Molecular and subcellular cryoinjury of fish spermatozoa and approaches to improve cryopreservation

The quality of frozen/thawed fish sperm is generally lower than that of fresh sperm. Extremely low temperatures are associated with damage to fish spermatozoon subcellular compartments and associated molecules such as DNA and proteins. Cryodamage can negatively affect DNA integrity, spermatozoon metabolism and motility, consequently impairing fertilization and embryo development. To preserve sperm efficiently, the addition of proteins including seminal plasma proteins, antioxidants, antifreeze proteins and antifreeze glycoproteins, and bovine serum albumin before and/or after freezing is suggested to minimize cryoinjury. An appropriate quantity of seminal plasma components in cryopreservation medium can prevent spermatozoon membrane damage by maintaining antioxidant enzymes and their proper distribution on the spermatozoon surface. Under storage conditions, the semen antioxidant system is ineffective in protecting spermatozoa from reactive oxygen species.
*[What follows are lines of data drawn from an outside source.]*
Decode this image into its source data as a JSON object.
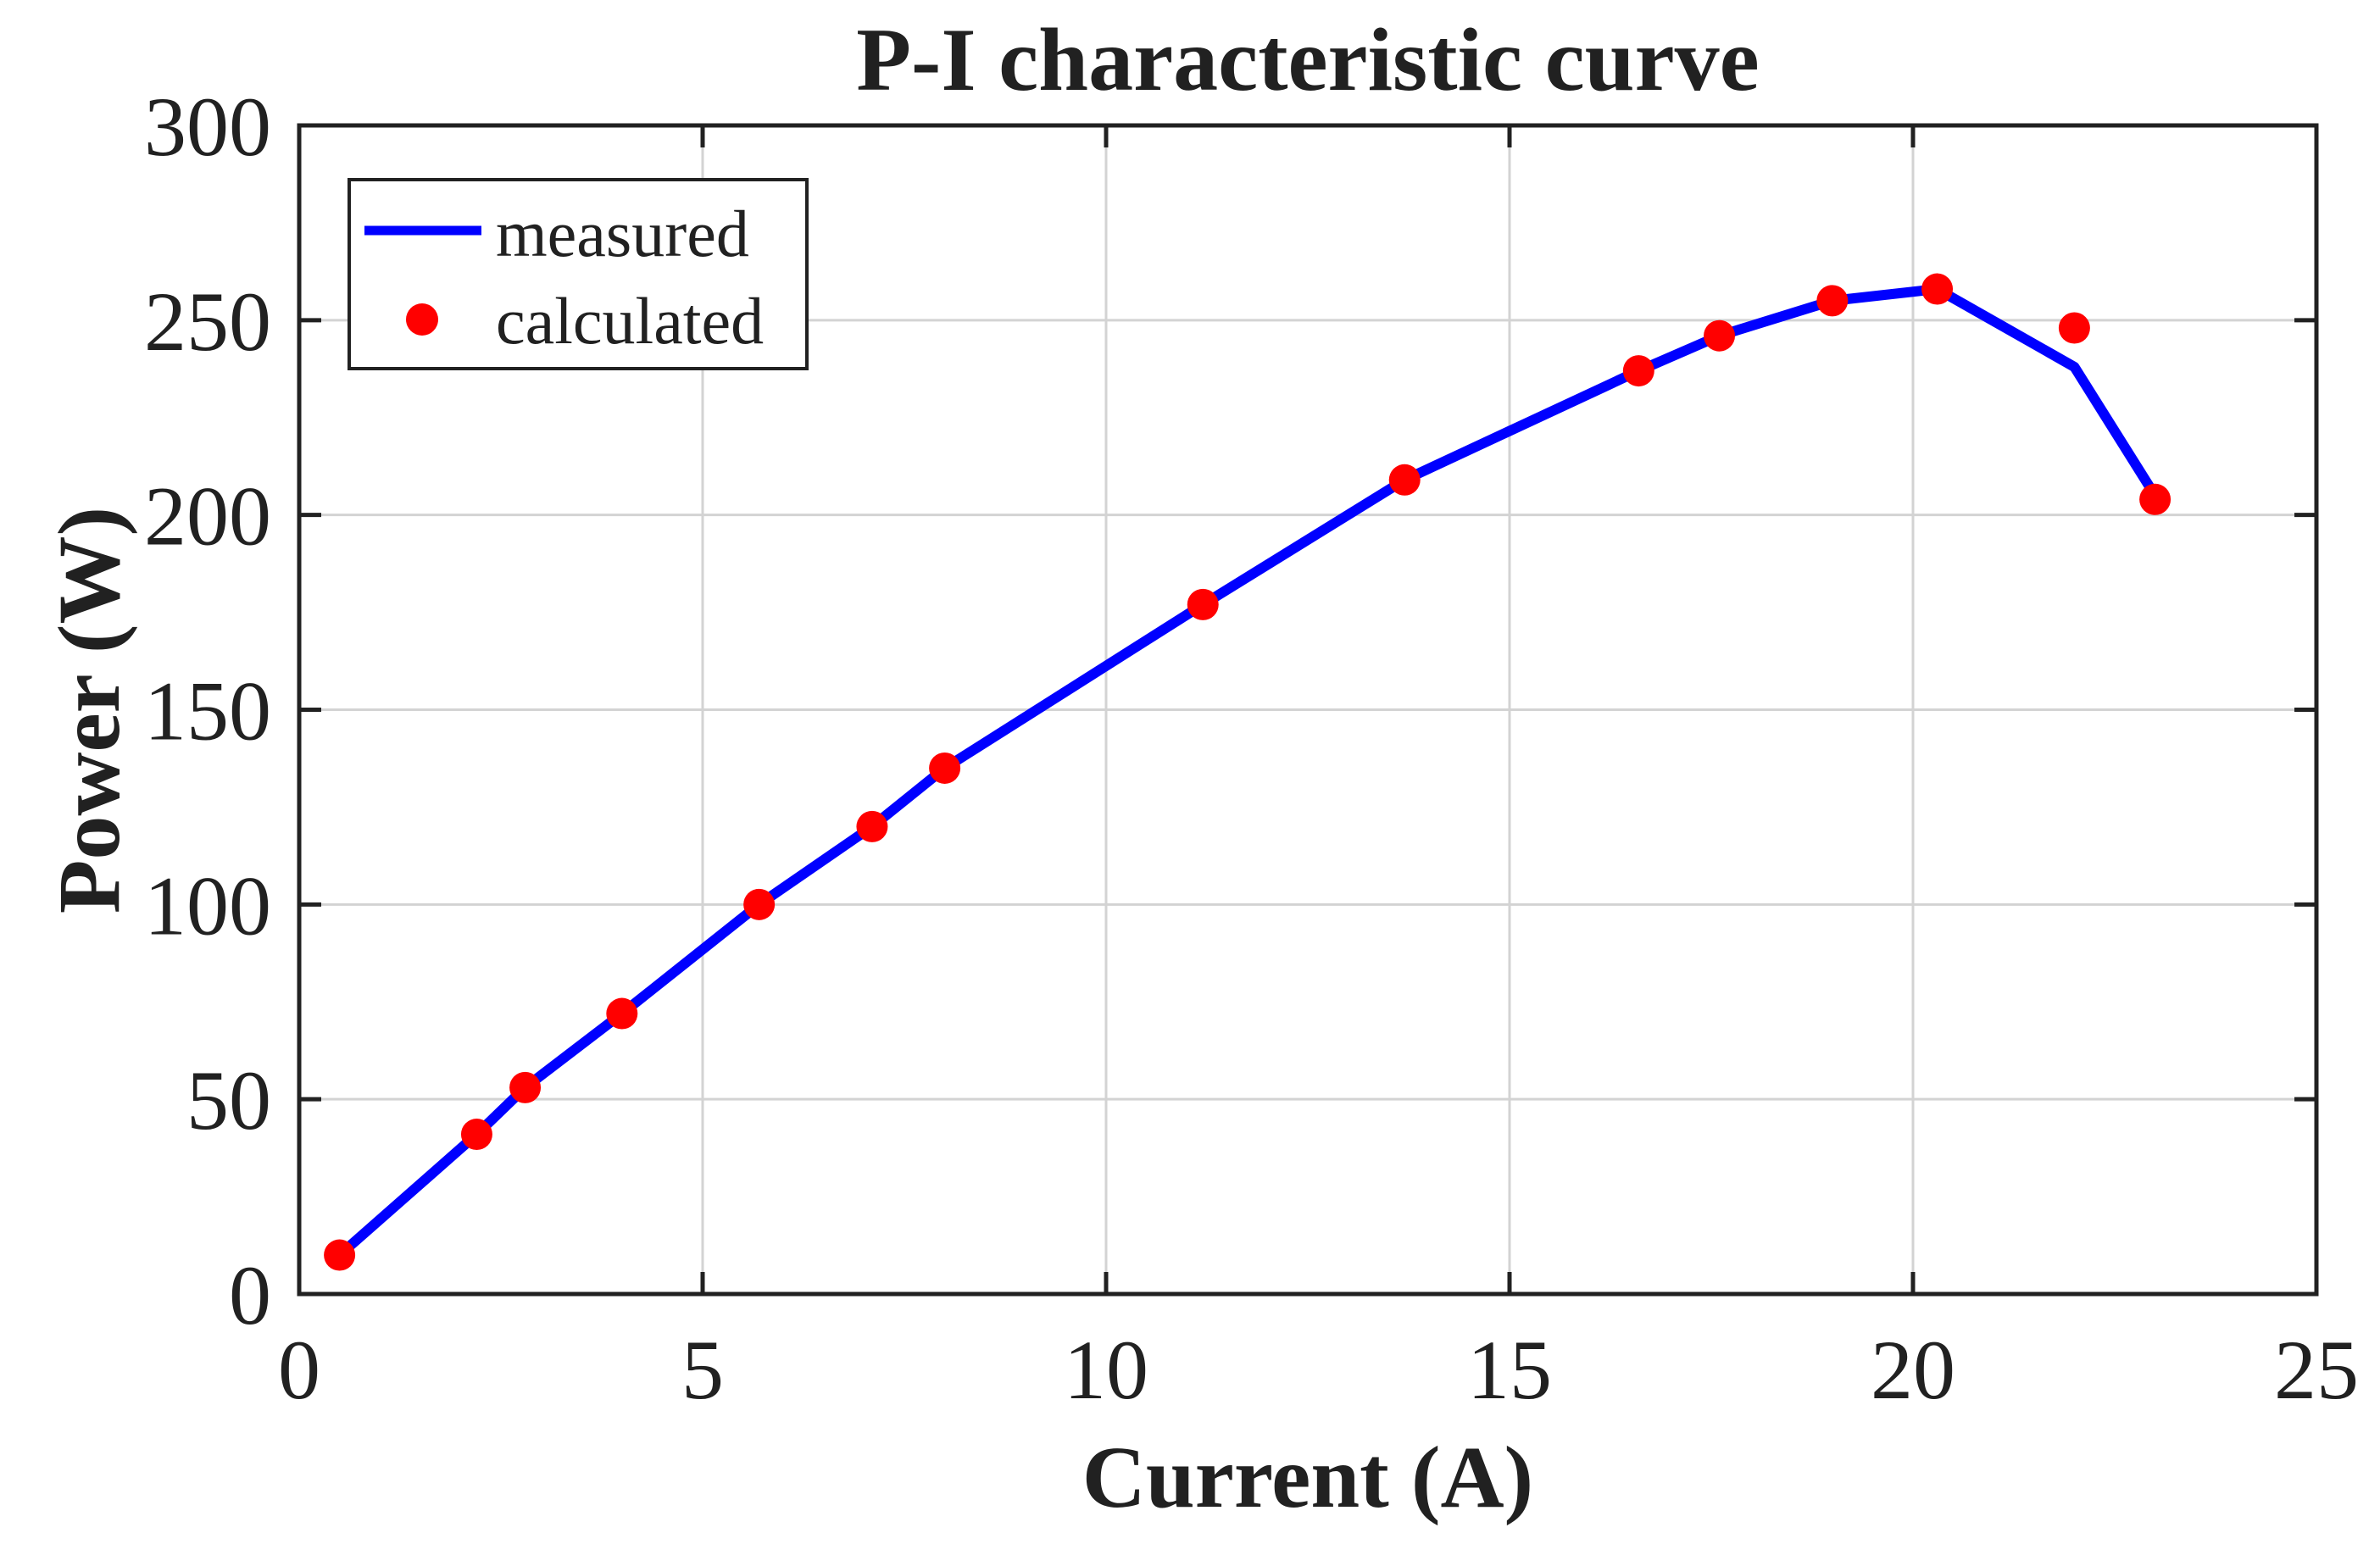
{
  "figure": {
    "title": "P-I characteristic curve",
    "xlabel": "Current (A)",
    "ylabel": "Power (W)"
  },
  "legend": {
    "position": "top-left",
    "items": [
      {
        "label": "measured",
        "marker": "line-icon",
        "color": "#0000ff"
      },
      {
        "label": "calculated",
        "marker": "dot-icon",
        "color": "#ff0000"
      }
    ]
  },
  "chart_data": {
    "type": "line",
    "title": "P-I characteristic curve",
    "xlabel": "Current (A)",
    "ylabel": "Power (W)",
    "xlim": [
      0,
      25
    ],
    "ylim": [
      0,
      300
    ],
    "xticks": [
      0,
      5,
      10,
      15,
      20,
      25
    ],
    "yticks": [
      0,
      50,
      100,
      150,
      200,
      250,
      300
    ],
    "grid": true,
    "legend_position": "top-left",
    "x": [
      0.5,
      2.2,
      2.8,
      4.0,
      5.7,
      7.1,
      8.0,
      11.2,
      13.7,
      16.6,
      17.6,
      19.0,
      20.3,
      22.0,
      23.0
    ],
    "series": [
      {
        "name": "measured",
        "style": "line",
        "color": "#0000ff",
        "values": [
          10,
          41,
          53,
          72,
          100,
          120,
          135,
          177,
          209,
          237,
          246,
          255,
          258,
          238,
          205
        ]
      },
      {
        "name": "calculated",
        "style": "scatter",
        "color": "#ff0000",
        "values": [
          10,
          41,
          53,
          72,
          100,
          120,
          135,
          177,
          209,
          237,
          246,
          255,
          258,
          248,
          204
        ]
      }
    ],
    "colors": {
      "axis": "#212121",
      "grid": "#d3d3d3",
      "background": "#ffffff",
      "measured": "#0000ff",
      "calculated": "#ff0000"
    }
  }
}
The addition of antioxidants can provide protection for spermatozoa and reduce cryoinjuries during storage, but the effect of a given antioxidant is species‐specific. Antifreeze proteins and antifreeze glycoproteins can stabilize the cell membrane via interaction with phospholipid components and inhibit ice‐crystal growth to reduce damage related to osmotic stress and ice crystallization. However, they may exhibit a cytotoxic effect. This review summarizes the sources and characteristics of subcellular spermatozoon cryoinjury and discusses approaches to improve outcome of fish sperm cryopreservation.